Now, at the risk of repeating myself, it must be stated that, since we’re dealing with DC’s late Silver Age, there’s more to any given cover than a signature. DC’s recently-ascended art director, Carmine Infantino, had a hand in designing virtually every DC cover between late 1966 and early 1976. How strong a hand varied from cover to cover, of course. A good designer sometimes knows when to hold back and be invisible, or just about.
Infantino always strove to improve himself and update and hone his skills. Well into his career (he’d started in 1940 at Timely), he pulled an unexpected (and very smart) move. As he recalled it in The Amazing World of Carmine Infantino (2000, Vanguard Productions):
« Around 1960, I went back to school again, this time to study under a gentleman named Jack Potter at the School of Visual Arts. What Jack taught me about design was monumental, and I went through a metamorphosis working with him. I’d sit there confused and he’d tear the work apart. But then it was a light bulb going off – bam! – and I’d understand everything he was getting at.
After studying with Potter at the SVA, my work started to grow by leaps and bounds. I was achieving individuality in my work that wasn’t there before.
I threw all the basics of cartooning out the window and focused on pure design. Everything I did was design-oriented. That was quite the challenging task. But that’s where Potter’s teaching took me.
… I started putting hands in captions, that was decorative. He taught us to do everything decoratively. I’d always found captions very dull. So I thought I’d break the captions into smaller paragraphs and use hands to get people to read them. I regularly pushed design and perspective to the extreme. »
And speaking of reinvention, I must also salute Nick Cardy’s own mid-career creative burst. Prior to the mid-60s, Cardy had always been one of those genteel, tasteful but entirely unexciting journeymen, the way most DC editors liked ’em.
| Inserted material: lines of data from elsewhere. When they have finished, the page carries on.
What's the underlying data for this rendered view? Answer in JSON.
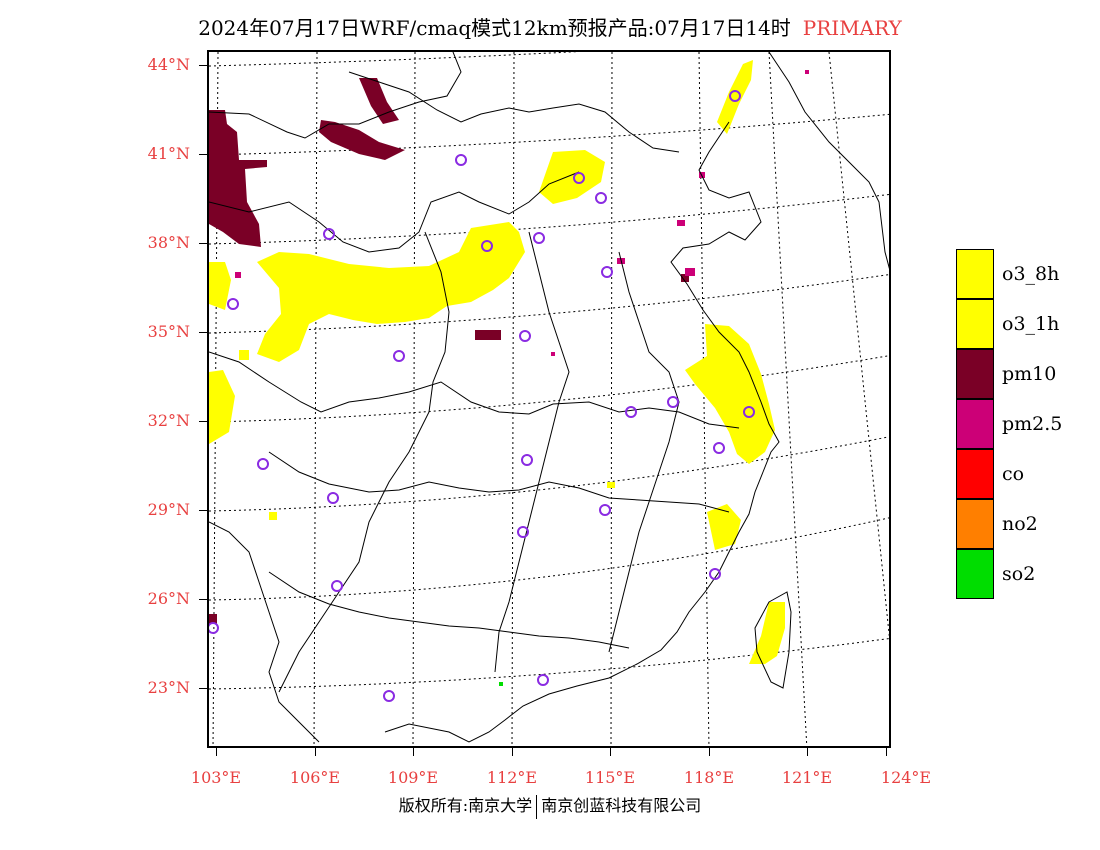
{
  "header": {
    "title": "2024年07月17日WRF/cmaq模式12km预报产品:07月17日14时",
    "pollutant_type": "PRIMARY"
  },
  "map": {
    "latitude_labels": [
      "44°N",
      "41°N",
      "38°N",
      "35°N",
      "32°N",
      "29°N",
      "26°N",
      "23°N"
    ],
    "longitude_labels": [
      "103°E",
      "106°E",
      "109°E",
      "112°E",
      "115°E",
      "118°E",
      "121°E",
      "124°E"
    ],
    "lat_range": [
      20.8,
      44.4
    ],
    "lon_range": [
      102.7,
      124.0
    ],
    "pollution_areas": [
      {
        "pollutant": "pm10",
        "description": "Inner Mongolia west"
      },
      {
        "pollutant": "o3_8h",
        "description": "Loess Plateau band"
      },
      {
        "pollutant": "o3_8h",
        "description": "Yangtze River Delta"
      },
      {
        "pollutant": "o3_8h",
        "description": "Beijing area"
      },
      {
        "pollutant": "o3_8h",
        "description": "Northeast China"
      },
      {
        "pollutant": "o3_8h",
        "description": "Zhejiang coast"
      },
      {
        "pollutant": "o3_8h",
        "description": "Taiwan"
      }
    ]
  },
  "legend": [
    {
      "label": "o3_8h",
      "color": "#ffff00"
    },
    {
      "label": "o3_1h",
      "color": "#ffff00"
    },
    {
      "label": "pm10",
      "color": "#7a0026"
    },
    {
      "label": "pm2.5",
      "color": "#cc0077"
    },
    {
      "label": "co",
      "color": "#ff0000"
    },
    {
      "label": "no2",
      "color": "#ff7f00"
    },
    {
      "label": "so2",
      "color": "#00dd00"
    }
  ],
  "footer": {
    "copyright_left": "版权所有:南京大学",
    "copyright_right": "南京创蓝科技有限公司"
  },
  "colors": {
    "axis_label": "#e84040",
    "station_marker": "#8a2be2",
    "pm10": "#7a0026",
    "o3": "#ffff00",
    "pm25": "#cc0077",
    "so2": "#00dd00"
  }
}
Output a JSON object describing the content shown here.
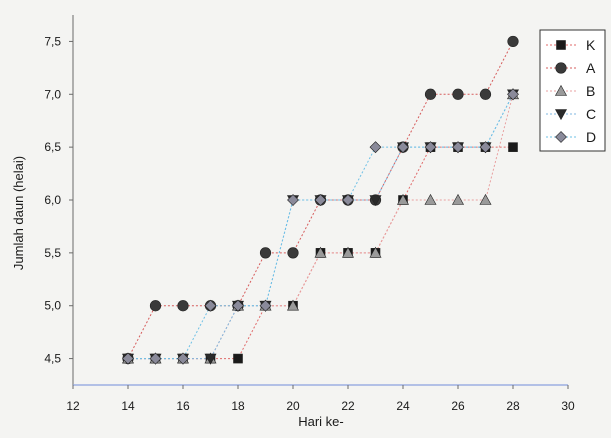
{
  "chart_data": {
    "type": "line",
    "xlabel": "Hari ke-",
    "ylabel": "Jumlah daun (helai)",
    "xlim": [
      12,
      30
    ],
    "ylim": [
      4.25,
      7.75
    ],
    "xticks": [
      12,
      14,
      16,
      18,
      20,
      22,
      24,
      26,
      28,
      30
    ],
    "yticks": [
      4.5,
      5.0,
      5.5,
      6.0,
      6.5,
      7.0,
      7.5
    ],
    "xtick_labels": [
      "12",
      "14",
      "16",
      "18",
      "20",
      "22",
      "24",
      "26",
      "28",
      "30"
    ],
    "ytick_labels": [
      "4,5",
      "5,0",
      "5,5",
      "6,0",
      "6,5",
      "7,0",
      "7,5"
    ],
    "grid": false,
    "legend_position": "top-right",
    "x": [
      14,
      15,
      16,
      17,
      18,
      19,
      20,
      21,
      22,
      23,
      24,
      25,
      26,
      27,
      28
    ],
    "series": [
      {
        "name": "K",
        "marker": "square",
        "color": "#1a1a1a",
        "line_color": "#e06a6a",
        "values": [
          4.5,
          4.5,
          4.5,
          4.5,
          4.5,
          5.0,
          5.0,
          5.5,
          5.5,
          5.5,
          6.0,
          6.5,
          6.5,
          6.5,
          6.5
        ]
      },
      {
        "name": "A",
        "marker": "circle",
        "color": "#3a3a3a",
        "line_color": "#d65c5c",
        "values": [
          4.5,
          5.0,
          5.0,
          5.0,
          5.0,
          5.5,
          5.5,
          6.0,
          6.0,
          6.0,
          6.5,
          7.0,
          7.0,
          7.0,
          7.5
        ]
      },
      {
        "name": "B",
        "marker": "triangle-up",
        "color": "#9a9a9a",
        "line_color": "#e8a0a0",
        "values": [
          4.5,
          4.5,
          4.5,
          4.5,
          5.0,
          5.0,
          5.0,
          5.5,
          5.5,
          5.5,
          6.0,
          6.0,
          6.0,
          6.0,
          7.0
        ]
      },
      {
        "name": "C",
        "marker": "triangle-down",
        "color": "#2a2a2a",
        "line_color": "#7fb7e0",
        "values": [
          4.5,
          4.5,
          4.5,
          4.5,
          5.0,
          5.0,
          6.0,
          6.0,
          6.0,
          6.0,
          6.5,
          6.5,
          6.5,
          6.5,
          7.0
        ]
      },
      {
        "name": "D",
        "marker": "diamond",
        "color": "#8a8a9a",
        "line_color": "#6ec0e6",
        "values": [
          4.5,
          4.5,
          4.5,
          5.0,
          5.0,
          5.0,
          6.0,
          6.0,
          6.0,
          6.5,
          6.5,
          6.5,
          6.5,
          6.5,
          7.0
        ]
      }
    ]
  }
}
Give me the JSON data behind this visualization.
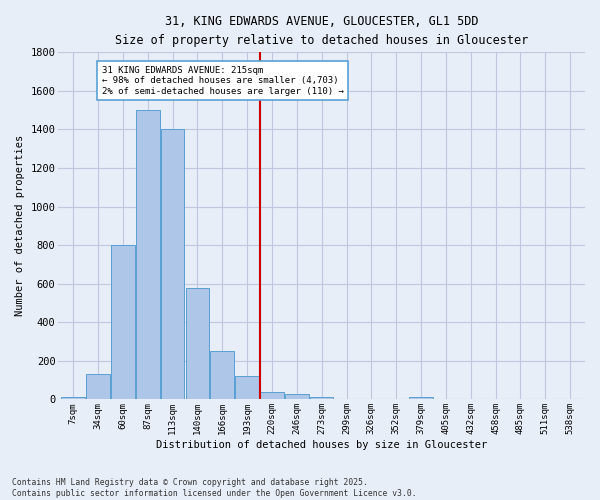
{
  "title_line1": "31, KING EDWARDS AVENUE, GLOUCESTER, GL1 5DD",
  "title_line2": "Size of property relative to detached houses in Gloucester",
  "xlabel": "Distribution of detached houses by size in Gloucester",
  "ylabel": "Number of detached properties",
  "categories": [
    "7sqm",
    "34sqm",
    "60sqm",
    "87sqm",
    "113sqm",
    "140sqm",
    "166sqm",
    "193sqm",
    "220sqm",
    "246sqm",
    "273sqm",
    "299sqm",
    "326sqm",
    "352sqm",
    "379sqm",
    "405sqm",
    "432sqm",
    "458sqm",
    "485sqm",
    "511sqm",
    "538sqm"
  ],
  "values": [
    10,
    130,
    800,
    1500,
    1400,
    580,
    250,
    120,
    40,
    30,
    15,
    0,
    0,
    0,
    15,
    0,
    0,
    0,
    0,
    0,
    0
  ],
  "bar_color": "#aec6e8",
  "bar_edge_color": "#5a9fd4",
  "vline_x_index": 8,
  "annotation_text": "31 KING EDWARDS AVENUE: 215sqm\n← 98% of detached houses are smaller (4,703)\n2% of semi-detached houses are larger (110) →",
  "annotation_box_color": "#ffffff",
  "annotation_box_edge": "#5a9fd4",
  "vline_color": "#cc0000",
  "background_color": "#e8eef8",
  "grid_color": "#c0c8e0",
  "ylim": [
    0,
    1800
  ],
  "yticks": [
    0,
    200,
    400,
    600,
    800,
    1000,
    1200,
    1400,
    1600,
    1800
  ],
  "footer_line1": "Contains HM Land Registry data © Crown copyright and database right 2025.",
  "footer_line2": "Contains public sector information licensed under the Open Government Licence v3.0."
}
I can think of precious few long-timers that managed to convincingly reinvent themselves and greatly raise their game, well into their career, without utterly misplacing their original identity (that disqualifies you, Keith Giffen) in the process. Alex Toth, Jerry Grandenetti and perhaps Sheldon Mayer come to mind…
At any rate, when Infantino got together with Cardy on those covers, all hell broke loose, in the best possible way.



But back to the comic book: this dazzling scene announces the saga of “How to Kill a Sea King!”, as our amphibious hero seeks to thwart a hostile Venusian takeover of Earth and sea. Script by Bob Haney, art by Cardy. This is Aquaman no. 39 (May-June 1968, DC). Oh, and the hottie? That’s “Aliena”. A real bolt of ‘inspiration’ there, Mister Haney.